The station was originally constructed as part of the ROTOR programme and it was operated by the communications ground trades of the RAF between 1954 and 1974. After ROTOR, the site continued in RAF use as a communications station and radar site until 2000, when the responsibilities of the base were moved to RAF Buchan, near Peterhead in Aberdeenshire. The site was then taken over by NATO as a communications hub before being vacated completely by the military in 2010. In its later years, No. 112 Signals Unit at RAF Stornoway provided the staffing for the day-to-day operation of the site. The Guard House, which is at the entrance to the site, is asbestos contaminated, as are other various buildings on the site.

There are plans to recondition the site and open it to the public as a tourist attraction, observatory and whale listening post.

==History==
The site at Aird Uig is believed to have a been a look-out point going as far back as the time of the Viking invasions. During the First World War, a hut was placed on the site so that locals who were enlisted in the Auxiliary Coastguard Service could keep watch for enemy ships.

The site was first identified by the Royal Air Force (RAF) in 1950 and construction started soon afterwards as part of the ROTOR 3 programme.

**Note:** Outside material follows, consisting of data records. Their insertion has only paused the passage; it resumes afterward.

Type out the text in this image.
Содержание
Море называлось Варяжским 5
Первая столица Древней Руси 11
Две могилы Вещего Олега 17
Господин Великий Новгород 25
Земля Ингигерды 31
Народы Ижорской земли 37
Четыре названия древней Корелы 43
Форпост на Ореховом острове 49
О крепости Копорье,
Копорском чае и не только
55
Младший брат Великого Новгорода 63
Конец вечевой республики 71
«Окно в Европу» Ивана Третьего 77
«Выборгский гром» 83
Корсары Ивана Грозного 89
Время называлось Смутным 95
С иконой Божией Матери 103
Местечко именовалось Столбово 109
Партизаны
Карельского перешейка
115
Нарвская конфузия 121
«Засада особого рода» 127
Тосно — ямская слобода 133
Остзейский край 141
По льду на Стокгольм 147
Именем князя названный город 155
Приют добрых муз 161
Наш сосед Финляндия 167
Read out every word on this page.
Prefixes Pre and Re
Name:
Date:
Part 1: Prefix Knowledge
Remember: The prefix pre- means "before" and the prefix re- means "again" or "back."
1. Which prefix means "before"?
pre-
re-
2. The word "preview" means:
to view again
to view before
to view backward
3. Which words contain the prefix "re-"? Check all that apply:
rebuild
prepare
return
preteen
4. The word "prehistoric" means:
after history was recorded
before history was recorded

The station was one of three in the ROTOR 3 programme that covered the north west of Scotland and were to be the first detection modules for the threat of low flying aircraft attacking from that direction. The other two in the system were located at Faraid Head in Sutherland and Saxa Vord in Shetland. All three sites had a control building (known as an R10) sited above ground, whereas, in previous ROTOR programmes, the control building was normally a bunker.

The station operated, initially, between 1954 and 1974 being worked by elements of the RAF with a working population of 170 service personnel. After 1974, the site fulfilled a need for NATO maritime communications in the North Atlantic by using a Low Frequency (LF) transmitter. Various RAF Signals Units (SU) operated at the station, with No. 71 SU being present between 1957 and 1960 and in later years after the radar equipment had been removed, No. 81 SU, specialising in high frequency (HF) communications, which routinely only needed a minimum of two staff to man the site.

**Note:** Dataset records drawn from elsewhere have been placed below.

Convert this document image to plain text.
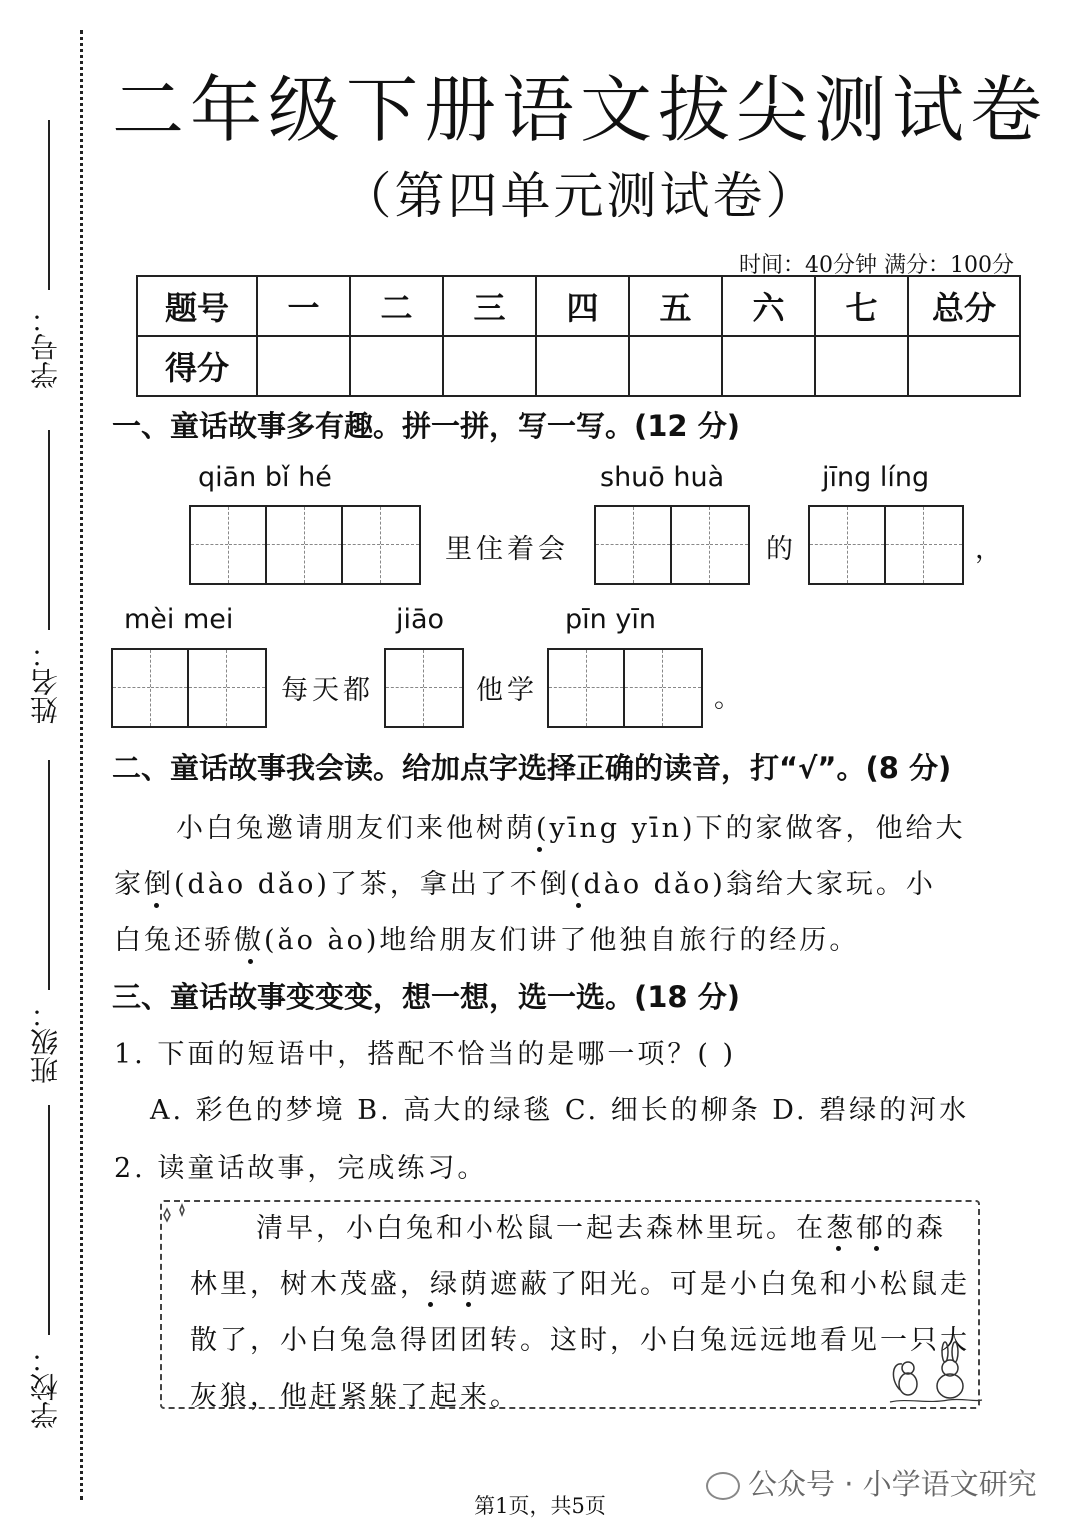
学号：
姓名：
班级：
学校：
二年级下册语文拔尖测试卷
（第四单元测试卷）
时间：40分钟 满分：100分
题号	一	二	三	四	五	六	七	总分
得分								
一、童话故事多有趣。拼一拼，写一写。(12 分)
qiān bǐ hé	shuō huà	jīng líng
里住着会	的	，
mèi mei	jiāo	pīn yīn
每天都	他学	。
二、童话故事我会读。给加点字选择正确的读音，打“√”。(8 分)
小白兔邀请朋友们来他树荫(yīng yīn)下的家做客，他给大
家倒(dào dǎo)了茶，拿出了不倒(dào dǎo)翁给大家玩。小
白兔还骄傲(ǎo ào)地给朋友们讲了他独自旅行的经历。
三、童话故事变变变，想一想，选一选。(18 分)
1. 下面的短语中，搭配不恰当的是哪一项？( )
A. 彩色的梦境 B. 高大的绿毯 C. 细长的柳条 D. 碧绿的河水
2. 读童话故事，完成练习。
清早，小白兔和小松鼠一起去森林里玩。在葱郁的森
林里，树木茂盛，绿荫遮蔽了阳光。可是小白兔和小松鼠走
散了，小白兔急得团团转。这时，小白兔远远地看见一只大
灰狼，他赶紧躲了起来。
公众号 · 小学语文研究
第1页，共5页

In 1998 the site was temporarily shut down due to corrosion of the communications mast. It was also subject to complaints from the local population over fears from non-ionising radiation. The RAF stated there was no threat but agreed to test equipment when the station restarted operations in 1999.

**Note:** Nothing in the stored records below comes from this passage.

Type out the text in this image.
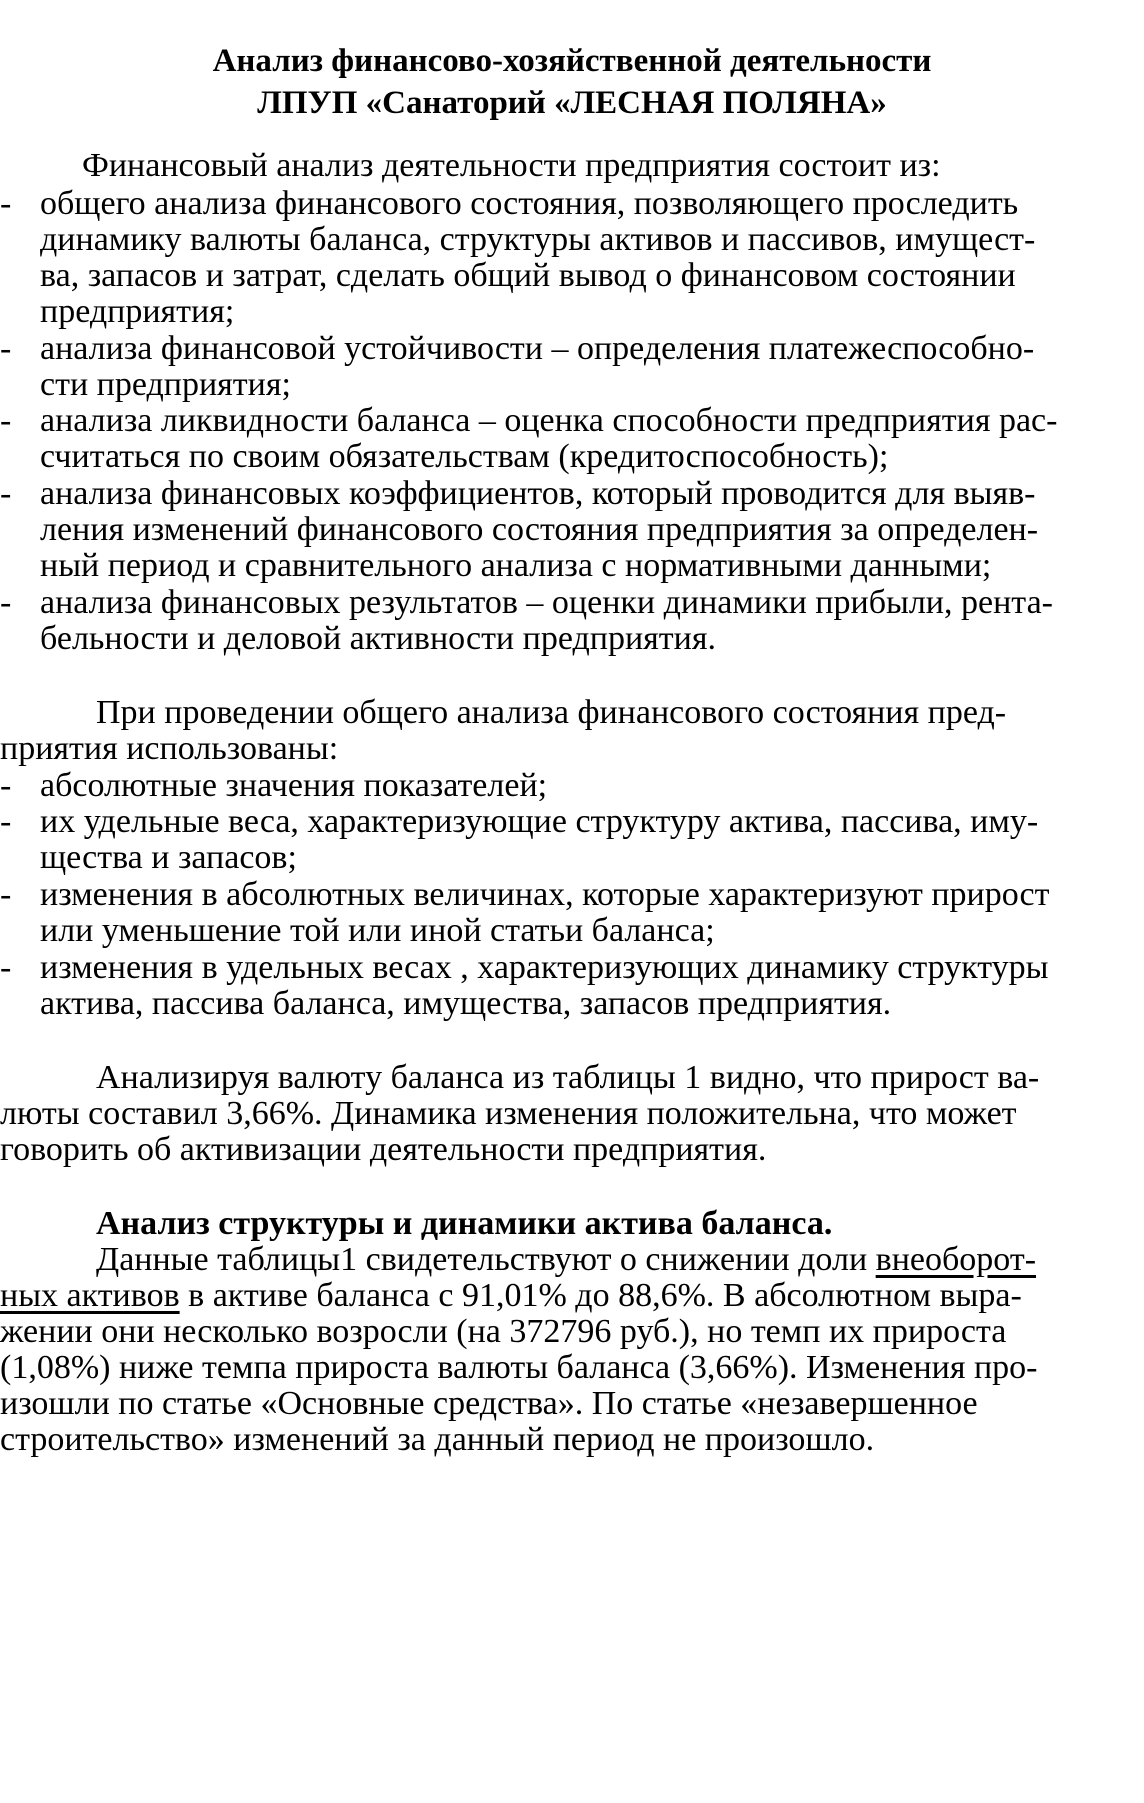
Анализ финансово-хозяйственной деятельности
ЛПУП «Санаторий «ЛЕСНАЯ ПОЛЯНА»
Финансовый анализ деятельности предприятия состоит из:
- общего анализа финансового состояния, позволяющего проследить
динамику валюты баланса, структуры активов и пассивов, имущест-
ва, запасов и затрат, сделать общий вывод о финансовом состоянии
предприятия;
- анализа финансовой устойчивости – определения платежеспособно-
сти предприятия;
- анализа ликвидности баланса – оценка способности предприятия рас-
считаться по своим обязательствам (кредитоспособность);
- анализа финансовых коэффициентов, который проводится для выяв-
ления изменений финансового состояния предприятия за определен-
ный период и сравнительного анализа с нормативными данными;
- анализа финансовых результатов – оценки динамики прибыли, рента-
бельности и деловой активности предприятия.
При проведении общего анализа финансового состояния пред-
приятия использованы:
- абсолютные значения показателей;
- их удельные веса, характеризующие структуру актива, пассива, иму-
щества и запасов;
- изменения в абсолютных величинах, которые характеризуют прирост
или уменьшение той или иной статьи баланса;
- изменения в удельных весах , характеризующих динамику структуры
актива, пассива баланса, имущества, запасов предприятия.
Анализируя валюту баланса из таблицы 1 видно, что прирост ва-
люты составил 3,66%. Динамика изменения положительна, что может
говорить об активизации деятельности предприятия.
Анализ структуры и динамики актива баланса.
Данные таблицы1 свидетельствуют о снижении доли внеоборот-
ных активов в активе баланса с 91,01% до 88,6%. В абсолютном выра-
жении они несколько возросли (на 372796 руб.), но темп их прироста
(1,08%) ниже темпа прироста валюты баланса (3,66%). Изменения про-
изошли по статье «Основные средства». По статье «незавершенное
строительство» изменений за данный период не произошло.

After the RAF left in 2000, the 618 ft mast was dismantled and the buildings abandoned. NATO used the site as a communications station for their maritime traffic from 2003 onwards. NATO installed 14 new masts at the site to enable a Ship-Shore-Ship Buffer (SSSB) to operate from the station. This was controlled remotely from RAF Buchan, but when Buchan was downgraded to a remote radar head in September 2004, this was then operated from RAF Boulmer in Northumberland. Whilst some new building took place, the site was abandoned for a second time in 2010.

==Facilities==
There was a 16 acre domestic site that was sandwiched between the operation site at Gallan Head and the village of Aird Uig to the south. It had accommodation, the NAAFI, a cinema and small medical facilities, though any serious issues would have to be dealt with at RAF Stornoway on the eastern side of the island.

==Post-military use==
In 2015, it was announced that the local community had received £200,000 worth of funding from the Scottish Land Fund (SLF) to buy the site and turn it into a visitor centre. The funding would be used by the Gallan Head Community Trust to convert the 84 acre site and build a visitor centre, gallery and observatory. It is also planned to install underwater microphones to allow the public to listen in to whales and other sea mammals. This work will most likely start in late 2017, if not mid-2018.

Applications were being made by the community for Ministry of Defence funding to allow renovation of the site as, apart from the masts and some ancillary equipment, most of the buildings were left standing and abandoned. The headland itself has also been opened up to the public, with some areas adjacent to the coastline being accessible for the first time in over 60 years.